Saturday, June 3, 2023

 . . . and just that like, we're back to slow rain and 49 degrees.

But the garden looks pretty happy, after an all-night soaking, and I'm pretty happy to be swathed in my snug bathrobe, drinking hot coffee and listening to water drip off the roof. I slept till after 6 today, which is exceedingly late for me, and I have nothing pressing to do, other than feed the neighbor's cat and read the poems of John Donne.

Yesterday's writing retreat turned out to be magnificent. Almost as soon as I settled myself into my chair and began reading through my stack, an idea rose into my mind . . . a calendar, a book of hours. What if I organized sets of poems into months, allowing each set to move nonchronologically through time and intention, so that the year would be a structure but history and imagination would be fluid?
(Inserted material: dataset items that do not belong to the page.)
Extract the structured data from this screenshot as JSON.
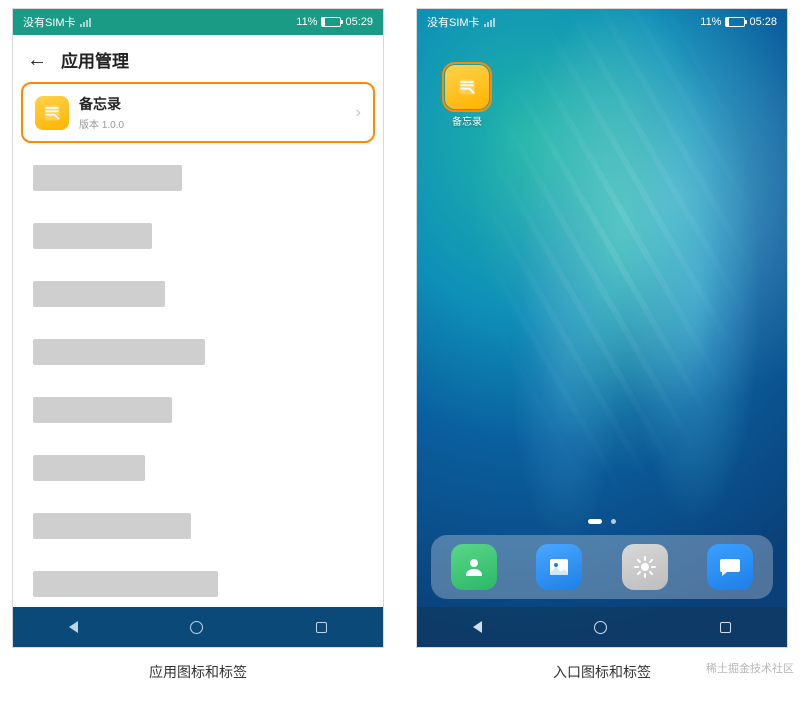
{
  "left": {
    "status": {
      "sim": "没有SIM卡",
      "battery": "11%",
      "time": "05:29"
    },
    "header": {
      "title": "应用管理"
    },
    "app": {
      "name": "备忘录",
      "version": "版本 1.0.0"
    },
    "caption": "应用图标和标签"
  },
  "right": {
    "status": {
      "sim": "没有SIM卡",
      "battery": "11%",
      "time": "05:28"
    },
    "home_app": {
      "label": "备忘录"
    },
    "caption": "入口图标和标签"
  },
  "watermark": "稀土掘金技术社区"
}
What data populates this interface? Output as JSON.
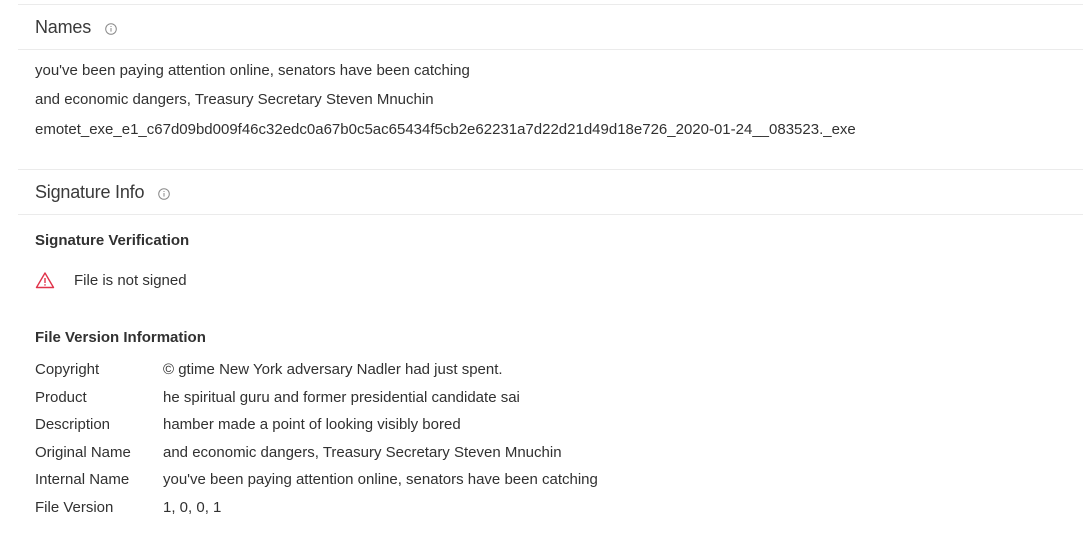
{
  "names_section": {
    "title": "Names",
    "info_icon": "info-circle-icon",
    "names": [
      "you've been paying attention online, senators have been catching",
      "and economic dangers, Treasury Secretary Steven Mnuchin",
      "emotet_exe_e1_c67d09bd009f46c32edc0a67b0c5ac65434f5cb2e62231a7d22d21d49d18e726_2020-01-24__083523._exe"
    ]
  },
  "signature_section": {
    "title": "Signature Info",
    "info_icon": "info-circle-icon",
    "verification_heading": "Signature Verification",
    "verification_status": "File is not signed",
    "warning_icon": "warning-triangle-icon",
    "warning_color": "#e0334a",
    "file_version_heading": "File Version Information",
    "file_version_rows": [
      {
        "key": "Copyright",
        "value": "© gtime New York adversary Nadler had just spent."
      },
      {
        "key": "Product",
        "value": "he spiritual guru and former presidential candidate sai"
      },
      {
        "key": "Description",
        "value": "hamber made a point of looking visibly bored"
      },
      {
        "key": "Original Name",
        "value": "and economic dangers, Treasury Secretary Steven Mnuchin"
      },
      {
        "key": "Internal Name",
        "value": "you've been paying attention online, senators have been catching"
      },
      {
        "key": "File Version",
        "value": "1, 0, 0, 1"
      }
    ]
  }
}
This may or may not be the form I eventually settle on, but yesterday it made complete sense, and I spent hours organizing and slightly rewriting to work the pieces into that circle. It wasn't difficult to do: I have been writing so steadily that the seasonal shift is naturally evident in most of the poems. Yet because I'm constantly bumping historical invention against omniscient imagination against diary-like first-person speaker, I needed to find a way to make those shifts resonate with one another . . . and maybe this will be the key.
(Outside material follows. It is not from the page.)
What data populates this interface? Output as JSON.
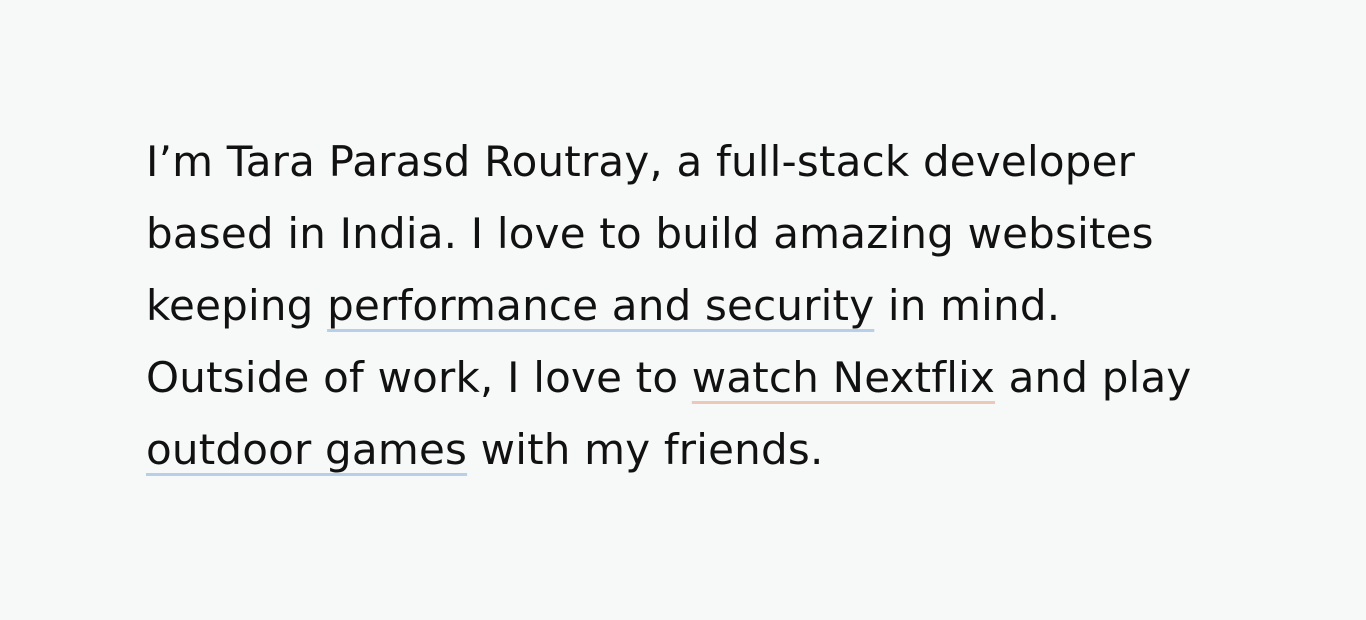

Whatever transpires, I am relieved and excited to have finally entered into full engagement with the task. And a rainy day is perfect encouragement for the project.

Friday, June 2, 2023

Yesterday was hot, and today will be hot-plus-thunderstorms, and then we're supposed to get cold drizzle all weekend. Such peculiar weather, though I am enjoying my summer skirts.
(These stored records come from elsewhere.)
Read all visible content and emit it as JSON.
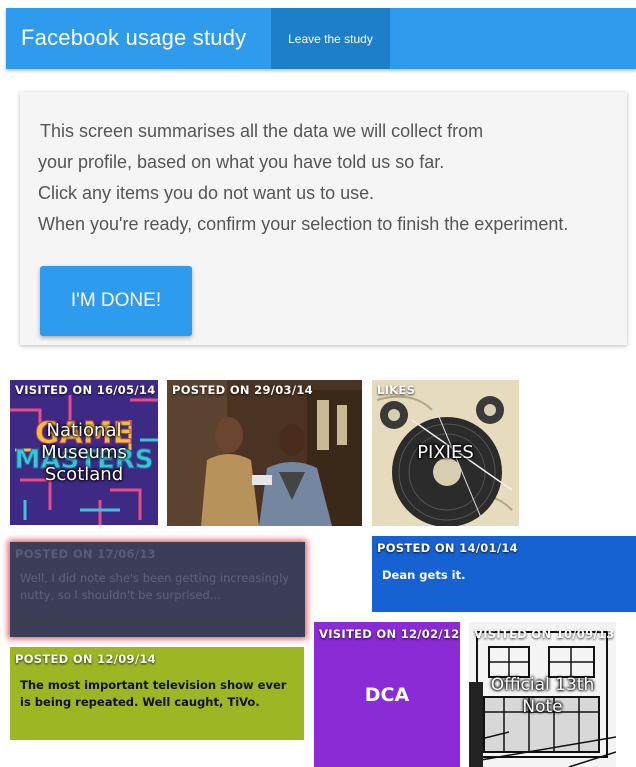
{
  "header": {
    "title": "Facebook usage study",
    "leave_label": "Leave the study"
  },
  "intro": {
    "lines": [
      "This screen summarises all the data we will collect from",
      "your profile, based on what you have told us so far.",
      "Click any items you do not want us to use.",
      "When you're ready, confirm your selection to finish the experiment."
    ],
    "done_label": "I'M DONE!"
  },
  "tiles": [
    {
      "label": "VISITED ON 16/05/14",
      "text": "National Museums Scotland"
    },
    {
      "label": "POSTED ON 29/03/14"
    },
    {
      "label": "LIKES",
      "text": "PIXIES"
    },
    {
      "label": "POSTED ON 17/06/13",
      "text": "Well, I did note she's been getting increasingly nutty, so I shouldn't be surprised..."
    },
    {
      "label": "POSTED ON 14/01/14",
      "text": "Dean gets it."
    },
    {
      "label": "POSTED ON 12/09/14",
      "text": "The most important television show ever is being repeated. Well caught, TiVo."
    },
    {
      "label": "VISITED ON 12/02/12",
      "text": "DCA"
    },
    {
      "label": "VISITED ON 10/09/13",
      "text": "Official 13th Note"
    }
  ],
  "colors": {
    "header": "#2f9bec",
    "leave_button": "#1d7fc9",
    "done_button": "#2d9cee",
    "deselected_tile": "#3c3e58",
    "deselected_border": "#e35a5a",
    "blue_tile": "#1662d2",
    "olive_tile": "#9cb624",
    "purple_tile": "#8a2bd6"
  }
}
Today is trash day, and wash-the-sheets day, and start-organizing-the-next-poem-collection day. I shipped out an editing project yesterday, and did the housework, and dealt with Frost Place issues, and now I have no excuses. The day is mine and I need to use it.

So I'll undergo my exercise session, and do some laundry, and then start spreading out poems on the dining-room table. When I need a break, I'll read some Donne or go for a walk or work on revisions. It will be a tiny 6-hour poetry retreat, but maybe long enough to trigger real thought.

Thursday, June 1, 2023

We've got a couple of days of heat ahead, and then rain will arrive and the daytime temperature will drop precipitously from the 80s to the 50s, and I'll be back to starting fires in the wood stove. And yet, apparently, it's June.

This morning I'll ship that novel I've been editing to the author, then turn my attention to housework, then work through an afternoon Frost Place meeting and an early evening meeting about a friend's poetry manuscript. And then salon writing tonight, and then my day will be done . . . though I'm hoping to slip out mid-afternoon and check out the new farmer's market that's opening around the corner.

How did I end up in the sort of neighborhood that attracts a farmer's market? Life is strange, and we accidentally bought the last affordable house, and it is the shabbiest one on the block. Still, there's no denying that this place has a teeny-tiny Park Slope vibe. Even a freak from the woods can see that.

And even in this cute enclave, the chores never cease. Now that my teaching jobs have ended, I have more time to do things like handwash all of the winter hats and scarves and make a blueberry pie. I also have more time to think about building a new poetry collection, and that is tomorrow's assignment: stop this emotive dilly-dallying and start laying out those poems on the dining-room table. I have a responsibility to myself. I have to figure it out.